03 September, 2024

Living to be a Light!







A sunbird in its preparation for the day!

I notice similar bird behaviour each day, when some birds take time to sense their surroundings by hearing, seeing and feeling! Birds have four rhythms to their behaviour- grooming, flight path planning, flying and resting! It is an integrated rhythm of action and reaction. They act to fend for themselves and react to protect themselves. 

Even a small bird has this rhythm in its instinct. 

In the book,  Monastery without walls,   John Main, referred to ordinariness of life as a 'necessary context in which our deeper experiences can be assimilated and lead the whole person we are into fullness of being'!(p87).

For the bird above, it is immersed to follow its ordinary life each day, some experiences lived in the familiar setting and some of new encounters of each day. This helps this bird to stay in its familiar patterns and to move out to acquire new experiences for it to assimilate   new experiences to grow to be a bird in all its fullness. 

The comment of John Main, ' ... if we become wiser in time, it is through experience and practice rather than through abstraction and theory. There is no wisdom that is not the wisdom of humility-none that is not the result of loving more deeply and allowing ourselves to be loved more vulnerably'.

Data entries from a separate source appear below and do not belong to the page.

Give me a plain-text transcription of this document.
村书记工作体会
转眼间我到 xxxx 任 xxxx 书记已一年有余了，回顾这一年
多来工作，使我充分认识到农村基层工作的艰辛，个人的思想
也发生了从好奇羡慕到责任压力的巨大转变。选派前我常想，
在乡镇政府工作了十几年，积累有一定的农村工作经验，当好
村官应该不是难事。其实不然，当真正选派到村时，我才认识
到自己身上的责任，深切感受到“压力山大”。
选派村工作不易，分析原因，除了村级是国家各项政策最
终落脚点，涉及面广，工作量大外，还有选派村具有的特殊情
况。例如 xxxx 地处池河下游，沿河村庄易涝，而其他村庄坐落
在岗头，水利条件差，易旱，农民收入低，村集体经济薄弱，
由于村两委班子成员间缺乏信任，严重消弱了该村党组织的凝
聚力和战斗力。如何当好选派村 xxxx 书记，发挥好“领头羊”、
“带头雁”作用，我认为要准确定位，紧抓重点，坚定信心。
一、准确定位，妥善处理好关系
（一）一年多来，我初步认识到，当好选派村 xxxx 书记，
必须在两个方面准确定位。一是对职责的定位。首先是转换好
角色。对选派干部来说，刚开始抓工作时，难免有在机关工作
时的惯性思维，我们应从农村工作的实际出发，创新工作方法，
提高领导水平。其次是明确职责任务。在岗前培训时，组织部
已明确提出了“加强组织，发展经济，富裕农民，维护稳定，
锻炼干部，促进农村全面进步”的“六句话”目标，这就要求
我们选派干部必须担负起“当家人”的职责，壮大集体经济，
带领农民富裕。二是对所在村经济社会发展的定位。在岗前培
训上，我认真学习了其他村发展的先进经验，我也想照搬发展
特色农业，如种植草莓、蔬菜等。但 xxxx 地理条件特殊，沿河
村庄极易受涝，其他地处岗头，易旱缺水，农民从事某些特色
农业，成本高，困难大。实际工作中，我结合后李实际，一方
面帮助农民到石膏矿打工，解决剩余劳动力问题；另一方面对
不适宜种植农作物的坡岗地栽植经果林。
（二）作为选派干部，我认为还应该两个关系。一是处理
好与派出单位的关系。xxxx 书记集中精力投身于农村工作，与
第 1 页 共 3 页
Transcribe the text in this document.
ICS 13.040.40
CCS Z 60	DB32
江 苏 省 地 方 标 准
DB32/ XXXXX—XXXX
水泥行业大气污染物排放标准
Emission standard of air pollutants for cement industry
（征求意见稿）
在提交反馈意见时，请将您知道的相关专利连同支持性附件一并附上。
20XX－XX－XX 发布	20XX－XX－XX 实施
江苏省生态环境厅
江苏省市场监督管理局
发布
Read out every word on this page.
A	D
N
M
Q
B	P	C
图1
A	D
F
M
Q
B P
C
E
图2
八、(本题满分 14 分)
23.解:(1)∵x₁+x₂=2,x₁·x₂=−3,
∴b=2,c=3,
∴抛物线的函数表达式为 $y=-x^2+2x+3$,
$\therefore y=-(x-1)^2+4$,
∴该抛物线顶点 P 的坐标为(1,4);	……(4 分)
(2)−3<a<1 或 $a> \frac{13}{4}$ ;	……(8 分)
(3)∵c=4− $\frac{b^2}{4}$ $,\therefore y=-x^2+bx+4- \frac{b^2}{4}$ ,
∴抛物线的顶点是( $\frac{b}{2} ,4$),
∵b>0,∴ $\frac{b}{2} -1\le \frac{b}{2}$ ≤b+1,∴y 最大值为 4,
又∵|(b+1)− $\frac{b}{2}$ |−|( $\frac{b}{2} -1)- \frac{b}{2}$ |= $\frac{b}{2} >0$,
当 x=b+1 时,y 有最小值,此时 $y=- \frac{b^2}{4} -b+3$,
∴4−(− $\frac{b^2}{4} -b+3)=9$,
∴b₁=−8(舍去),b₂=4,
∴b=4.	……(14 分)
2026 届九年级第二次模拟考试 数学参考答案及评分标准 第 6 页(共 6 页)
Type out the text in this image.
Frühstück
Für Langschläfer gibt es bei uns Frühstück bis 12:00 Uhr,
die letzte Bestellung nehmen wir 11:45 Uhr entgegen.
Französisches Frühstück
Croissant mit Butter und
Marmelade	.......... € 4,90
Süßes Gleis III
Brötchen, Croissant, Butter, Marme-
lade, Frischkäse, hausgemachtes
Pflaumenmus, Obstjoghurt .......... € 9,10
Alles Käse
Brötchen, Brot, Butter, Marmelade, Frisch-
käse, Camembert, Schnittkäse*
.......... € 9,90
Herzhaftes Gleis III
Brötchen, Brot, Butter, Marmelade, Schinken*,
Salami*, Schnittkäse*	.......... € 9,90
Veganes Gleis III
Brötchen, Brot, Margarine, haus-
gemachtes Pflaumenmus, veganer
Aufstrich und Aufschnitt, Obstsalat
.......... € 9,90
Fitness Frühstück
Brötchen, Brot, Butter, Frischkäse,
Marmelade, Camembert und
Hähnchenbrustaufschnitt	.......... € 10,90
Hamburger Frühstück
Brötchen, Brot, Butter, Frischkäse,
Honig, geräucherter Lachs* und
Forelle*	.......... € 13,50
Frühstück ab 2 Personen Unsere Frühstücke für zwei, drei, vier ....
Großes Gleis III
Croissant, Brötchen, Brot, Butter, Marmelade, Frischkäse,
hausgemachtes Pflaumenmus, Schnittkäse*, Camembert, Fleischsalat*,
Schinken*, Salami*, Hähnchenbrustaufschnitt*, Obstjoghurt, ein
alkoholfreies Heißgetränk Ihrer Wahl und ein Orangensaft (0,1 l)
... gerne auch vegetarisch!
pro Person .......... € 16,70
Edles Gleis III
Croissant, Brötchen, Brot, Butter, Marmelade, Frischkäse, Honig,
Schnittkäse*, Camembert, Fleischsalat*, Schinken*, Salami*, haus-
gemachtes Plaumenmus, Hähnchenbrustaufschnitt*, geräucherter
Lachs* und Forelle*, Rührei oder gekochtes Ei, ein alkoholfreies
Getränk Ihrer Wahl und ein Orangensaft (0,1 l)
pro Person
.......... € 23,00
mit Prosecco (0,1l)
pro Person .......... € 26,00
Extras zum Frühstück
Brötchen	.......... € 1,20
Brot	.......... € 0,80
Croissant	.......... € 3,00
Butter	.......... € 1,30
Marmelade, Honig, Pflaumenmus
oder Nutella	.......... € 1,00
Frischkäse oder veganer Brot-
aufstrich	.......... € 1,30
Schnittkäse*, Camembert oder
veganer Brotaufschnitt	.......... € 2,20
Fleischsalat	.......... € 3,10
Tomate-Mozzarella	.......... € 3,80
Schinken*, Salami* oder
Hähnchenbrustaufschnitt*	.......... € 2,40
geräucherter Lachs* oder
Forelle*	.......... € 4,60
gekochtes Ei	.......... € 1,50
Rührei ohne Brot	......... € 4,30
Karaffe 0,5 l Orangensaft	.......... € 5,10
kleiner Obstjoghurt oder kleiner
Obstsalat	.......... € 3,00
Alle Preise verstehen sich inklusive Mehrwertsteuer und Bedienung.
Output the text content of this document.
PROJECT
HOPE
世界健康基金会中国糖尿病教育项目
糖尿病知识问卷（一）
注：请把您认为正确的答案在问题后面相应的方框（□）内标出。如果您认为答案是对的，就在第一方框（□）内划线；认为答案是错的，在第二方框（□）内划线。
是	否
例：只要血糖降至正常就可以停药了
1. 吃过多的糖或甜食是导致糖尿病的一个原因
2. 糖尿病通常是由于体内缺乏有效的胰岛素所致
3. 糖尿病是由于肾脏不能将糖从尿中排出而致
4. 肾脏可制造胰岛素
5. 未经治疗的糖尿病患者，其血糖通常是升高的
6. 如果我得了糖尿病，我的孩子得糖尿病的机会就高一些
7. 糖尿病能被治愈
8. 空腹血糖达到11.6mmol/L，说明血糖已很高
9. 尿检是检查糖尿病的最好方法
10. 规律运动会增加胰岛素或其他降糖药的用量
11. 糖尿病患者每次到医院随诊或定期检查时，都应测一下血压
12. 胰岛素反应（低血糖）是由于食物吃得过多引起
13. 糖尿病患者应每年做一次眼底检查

It is from this inner humble orientation towards ourselves, we become seekers of truth that shall 'set us free'. To seek one needs to be open, still to receive and ready to allow the seed to sprout within. 'The effectiveness of all doing depends on the quality of being we enjoy'. To be open implies other qualities too: such as being still, because we cannot be open to what is here if we are always running after what we think is there; such as being silent, because we cannot listen or receive unless we give our whole attention; such as being simple, because what we are being open to, is wholeness, the integrity of God. The condition of openness as the blend of stillness, silence, and simplicity is  the condition of prayer' (p55).

These thoughts returned to me as I watched the Sunbird above in its stillness, silence and simplicity. It seemed to stay in its perch receiving the outer into its interior. The interior is a metaphor of the wholeness through which it sees its outer environment. A bird receives to process what is around it before choosing its flight path and movements. The doing is an outcome of its being. 

A bird has the freedom of flight in the wide open space all around. For humans this freedom is to create a sense of belonging to be a light, that is on a lamp stand, as indicated by Jesus of Nazareth as a vocation! 

This to me is the vision that liberates humans from selfish pursuit of pleasure! Each day, if I can get up in the morning to feel the call of being a light, then I exist fully and share the light as my gift of love.


Yes, it was a time to 'look at the birds of the air..' as suggested by Jesus of Nazareth. How much they are provided for even though 'they do not sow, neither do they reap, nor gather into barns and yet our Heavenly Father feeds them. Are you not worth much more than they' (Matt.6:26).

Life is a light; it is lived to share light. Being a light is graceful way of living!